June 3rd, 2009 Posted by david brothers


One of my favorite games, from both a story and a gameplay standpoint, is Prince of Persia: Sands of Time. I played through it on either Xbox or PS2, I forget which, but it was a great time. The gameplay combined platforming mechanics and traditional combat to create a kind of gameplay that was extremely fun. The enemies provided a way for the Prince to make his platforming easier, turning creatively acrobatic combat into a crucial gameplay component.

Where the game really shined for me, however, was the story. Shortly before the end of the game, you find out that the game you’ve just played, deaths and all, was not a game– it was a story that the Prince was telling Princess Farah, the daughter of the Maharajah. There are a number of twists involved, but what it boils down to is that, due to an error, the princess died. The Prince reversed time, and now he must convince her of what happened and save her life. So, he told her the story of his adventure.

This wasn’t exactly out of the blue. The Prince narrates the game, and every time you died, he’d say something to the effect of, “No, that’s not how it happened,” and begin again from just before your death. It turned the story of the game into a story within the game, and it’s a plot twist that I greatly appreciated. If anything, it heightened my love for the game and hooked me for life.

First Second Books released a Prince of Persia graphic novel late last year. I picked it up and read it a couple months after release, but never really got around to talking about it on here.

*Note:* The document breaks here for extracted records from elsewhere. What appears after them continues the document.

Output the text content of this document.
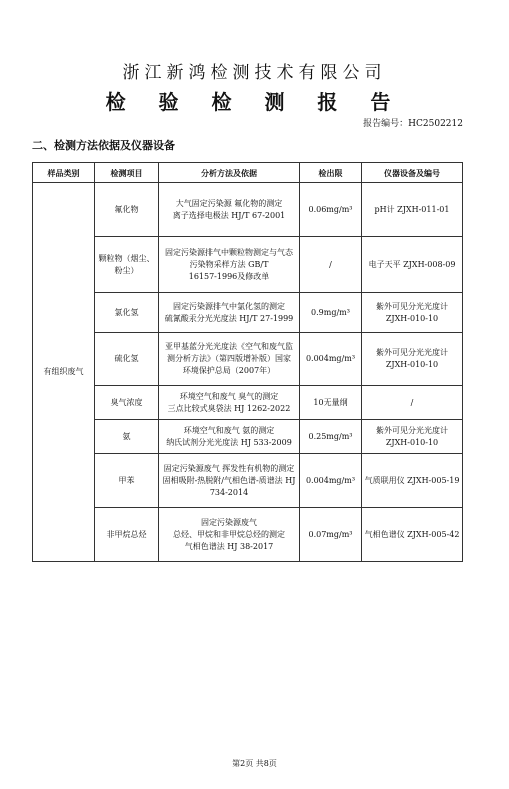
浙江新鸿检测技术有限公司
检 验 检 测 报 告
报告编号：HC2502212
二、检测方法依据及仪器设备
样品类别	检测项目	分析方法及依据	检出限	仪器设备及编号
有组织废气	氟化物	大气固定污染源 氟化物的测定
离子选择电极法 HJ/T 67-2001	0.06mg/m³	pH计 ZJXH-011-01
	颗粒物（烟尘、粉尘）	固定污染源排气中颗粒物测定与气态
污染物采样方法 GB/T
16157-1996及修改单	/	电子天平 ZJXH-008-09
	氯化氢	固定污染源排气中氯化氢的测定
硫氰酸汞分光光度法 HJ/T 27-1999	0.9mg/m³	紫外可见分光光度计
ZJXH-010-10
	硫化氢	亚甲基蓝分光光度法《空气和废气监
测分析方法》（第四版增补版）国家
环境保护总局（2007年）	0.004mg/m³	紫外可见分光光度计
ZJXH-010-10
	臭气浓度	环境空气和废气 臭气的测定
三点比较式臭袋法 HJ 1262-2022	10无量纲	/
	氨	环境空气和废气 氨的测定
纳氏试剂分光光度法 HJ 533-2009	0.25mg/m³	紫外可见分光光度计
ZJXH-010-10
	甲苯	固定污染源废气 挥发性有机物的测定
固相吸附-热脱附/气相色谱-质谱法 HJ
734-2014	0.004mg/m³	气质联用仪 ZJXH-005-19
	非甲烷总烃	固定污染源废气
总烃、甲烷和非甲烷总烃的测定
气相色谱法 HJ 38-2017	0.07mg/m³	气相色谱仪 ZJXH-005-42
第2页 共8页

Rather than do a straight adaptation of any of the handful of Prince of Persia titles, writers Jordan Mechner and AB Sina and artists LeUyen Pham, Alex Pulvilland, and Hilary Sycamore instead told a tale that spanned two timelines under the loose umbrella of being about a “prince of Persia.” There is a nice nod early in the novel to the way that the Prince of Persia series has changed over the years. A king calls for his son, the prince, but all three of his children, two sons and a daughter, come together, rather than the prince he wanted. When quizzed about why they all came, they respond, “For I am the prince!”

In a way, I enjoyed Prince of Persia more due to Sands of Time. They both showed a deft way of telling their story in a way that I didn’t expect at the time. The story takes place over two timelines, and they tend to blend in and out of each other as the book goes on. It can be confusing, but not in an off-putting manner. It simply gives the book a different tone than I’d expected. It’s much more whimsical, or fairy tale-like, in tone than a straight up adventure novel. It isn’t quite magical realism. Everything that happens fits within the story and is perfectly believable. However, there is a definite dream-like quality to the story.